Y entonces, cuando el martilleo de su corazón comenzó a remitir y su aliento agitado se acompasó, llegó el dolor. Le estallaba la cabeza, tenía la pierna en un grito, su brazo palpitaba con una punzada sorda. Un regusto a sangre se fue esparciendo por su boca, los ojos le lloraban y le picaban, las tripas se revolvían convulsivamente. Soltó un gemido agónico, se lanzó hacia la cama y se quedó tendido en el colchón iluminado por la luna, exhausto y empapado de un sudor frío.

Unos golpes apremiantes resonaron en la puerta.

—¿Señor? ¿Se encuentra bien? —La voz de Barnam. Volvió a llamar.
Es inútil. Está cerrada con llave. Siempre lo está, pero me parece que no me voy a mover. Frost tendrá que echarla abajo
. Pero al cabo de un instante, la puerta se abrió, y Glokta tuvo que taparse los ojos para protegerse de la luz rojiza de la lámpara del anciano criado.

—¿Se encuentra bien?

—Me he caído —farfulló Glokta—. El brazo...

El anciano sirviente se sentó al borde de la cama, le cogió suavemente la mano y le arremangó la camisa. Glokta hizo un gesto de dolor. Barnam chasqueó la lengua. El antebrazo estaba surcado de lado a lado por una gran mancha rosácea que ya había empezado a hincharse y a enrojecer por los bordes.

—No parece que esté roto —dijo el sirviente—, pero de todos modos iré a llamar al médico.

—Sí, sí —Glokta apartó a Barnam con la mano sana—. Vaya a llamarlo.

Glokta vio cómo el anciano sirviente traspasaba apresuradamente el umbral con la espalda doblada, luego le oyó renquear por el estrecho pasillo y descender por las angostas escaleras. Al cabo de un rato se oyó un portazo en la entrada y se hizo el silencio.

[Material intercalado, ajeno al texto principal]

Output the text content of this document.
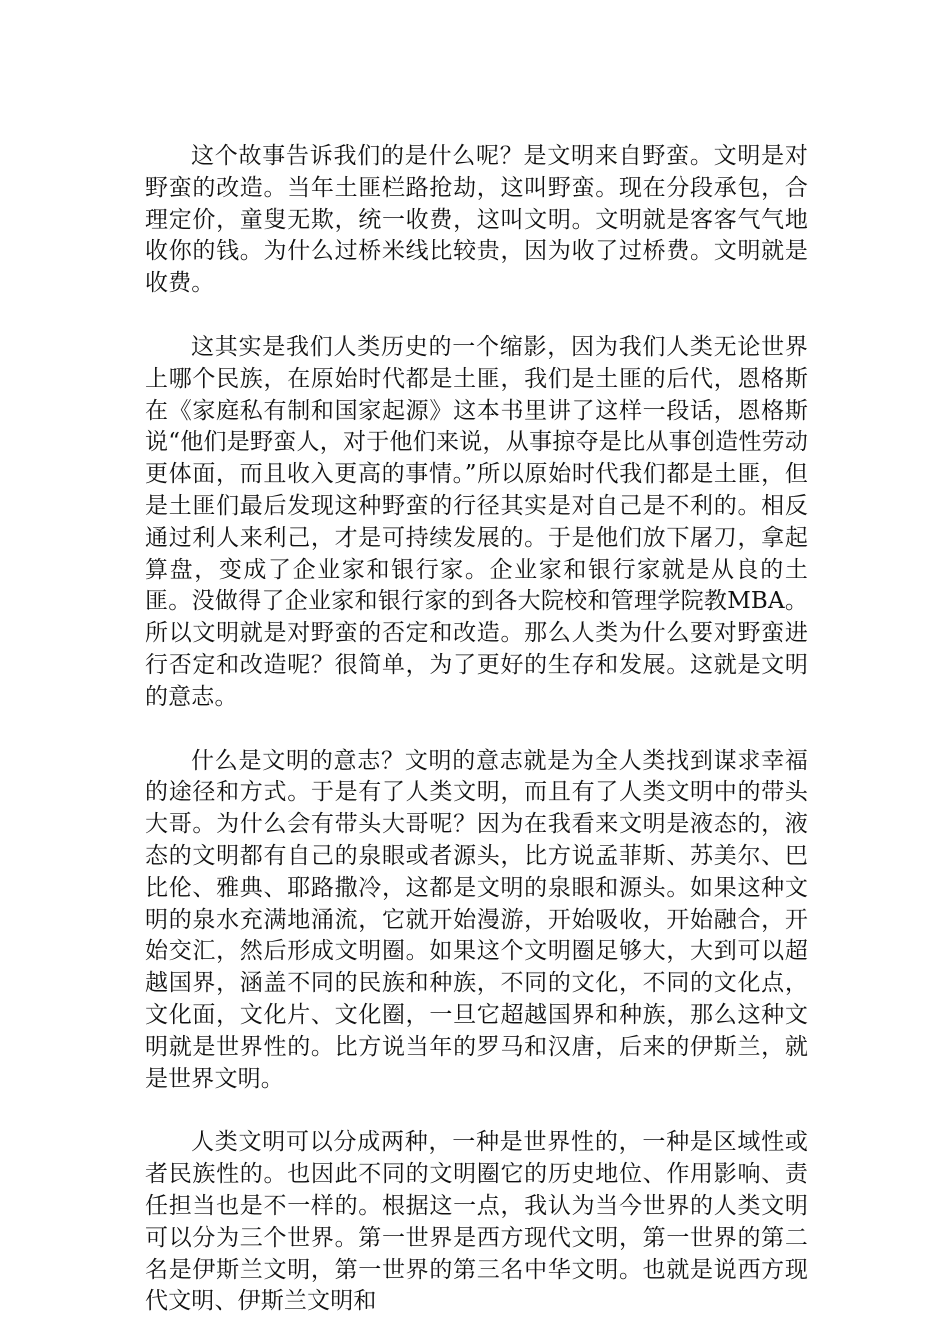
这个故事告诉我们的是什么呢？是文明来自野蛮。文明是对野蛮的改造。当年土匪栏路抢劫，这叫野蛮。现在分段承包，合理定价，童叟无欺，统一收费，这叫文明。文明就是客客气气地收你的钱。为什么过桥米线比较贵，因为收了过桥费。文明就是收费。

这其实是我们人类历史的一个缩影，因为我们人类无论世界上哪个民族，在原始时代都是土匪，我们是土匪的后代，恩格斯在《家庭私有制和国家起源》这本书里讲了这样一段话，恩格斯说“他们是野蛮人，对于他们来说，从事掠夺是比从事创造性劳动更体面，而且收入更高的事情。”所以原始时代我们都是土匪，但是土匪们最后发现这种野蛮的行径其实是对自己是不利的。相反通过利人来利己，才是可持续发展的。于是他们放下屠刀，拿起算盘，变成了企业家和银行家。企业家和银行家就是从良的土匪。没做得了企业家和银行家的到各大院校和管理学院教MBA。所以文明就是对野蛮的否定和改造。那么人类为什么要对野蛮进行否定和改造呢？很简单，为了更好的生存和发展。这就是文明的意志。

什么是文明的意志？文明的意志就是为全人类找到谋求幸福的途径和方式。于是有了人类文明，而且有了人类文明中的带头大哥。为什么会有带头大哥呢？因为在我看来文明是液态的，液态的文明都有自己的泉眼或者源头，比方说孟菲斯、苏美尔、巴比伦、雅典、耶路撒冷，这都是文明的泉眼和源头。如果这种文明的泉水充满地涌流，它就开始漫游，开始吸收，开始融合，开始交汇，然后形成文明圈。如果这个文明圈足够大，大到可以超越国界，涵盖不同的民族和种族，不同的文化，不同的文化点，文化面，文化片、文化圈，一旦它超越国界和种族，那么这种文明就是世界性的。比方说当年的罗马和汉唐，后来的伊斯兰，就是世界文明。

人类文明可以分成两种，一种是世界性的，一种是区域性或者民族性的。也因此不同的文明圈它的历史地位、作用影响、责任担当也是不一样的。根据这一点，我认为当今世界的人类文明可以分为三个世界。第一世界是西方现代文明，第一世界的第二名是伊斯兰文明，第一世界的第三名中华文明。也就是说西方现代文明、伊斯兰文明和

Sus ojos se volvieron hacia el manuscrito que había arrebatado al Adepto Histórico. Estaba donde lo había dejado, enrollado sobre el aparador, listo para ser entregado al Archilector Sult.
El Creador cayó envuelto en llamas y se estrelló contra el puente. Qué curioso, los sucesos que nos ocurren durante el día acaban colándose en nuestros sueños. El maldito norteño y su intrusa, la mujer fría. De ahí debo de haberlo sacado
.

Glokta se frotó el brazo, presionando la carne dolorida con la yema de los dedos.
Nada. Sólo un sueño
. Y, sin embargo, había algo que le inquietaba. Miró la parte de atrás de la puerta. La llave brillaba en la cerradura reflejando la luz anaranjada de la lámpara.
No está echada, pero es imposible que no la haya echado. Imposible. Nunca se me olvida
. Glokta volvió la vista hacia la silla vacía.
¿Qué fue lo que dijo el idiota del aprendiz? La magia viene del Otro Lado. El mundo inferior. El infierno
.

De algún modo, en ese momento, tras un sueño así, no resultaba tan difícil de creer. Ahora que volvía a estar solo, el miedo crecía de nuevo en su interior. Estiró la mano ilesa en dirección a la silla. Le temblaba y le trepidaba tanto que tardó una eternidad en alcanzarla. Por fin, sus dedos tocaron la madera.
Fresca, pero no fría. No fría. Ahí no hay nada
. Retiró lentamente la mano y apretó contra el pecho su brazo palpitante de dolor.
Nada. Vacía. Un sueño
.

—¿Qué demonios le ha pasado?

Glokta se chupó las encías con gesto avinagrado.

—Me he caído de la cama —luego se rascó distraídamente la venda que cubría su muñeca. Hasta hacía sólo un instante le había estado dando bastante la lata, pero lo que tenía ante él había hecho que el dolor pasara a un segundo plano.
Podía estar peor. Mucho peor
—. No puede decirse que sea una visión demasiado agradable, desde luego.

—Y que lo diga, maldita sea —pese a tener media cara tapada, no era difícil adivinar que el semblante de Severard estaba contraído en una expresión de asco—. Casi vomito cuando lo vi por primera vez. ¡Yo!

Sujetándose al tronco de un árbol con una mano y apartando con la punta del bastón los helechos para poder ver mejor, Glokta contemplaba con gesto ceñudo una masa informe que había en el suelo.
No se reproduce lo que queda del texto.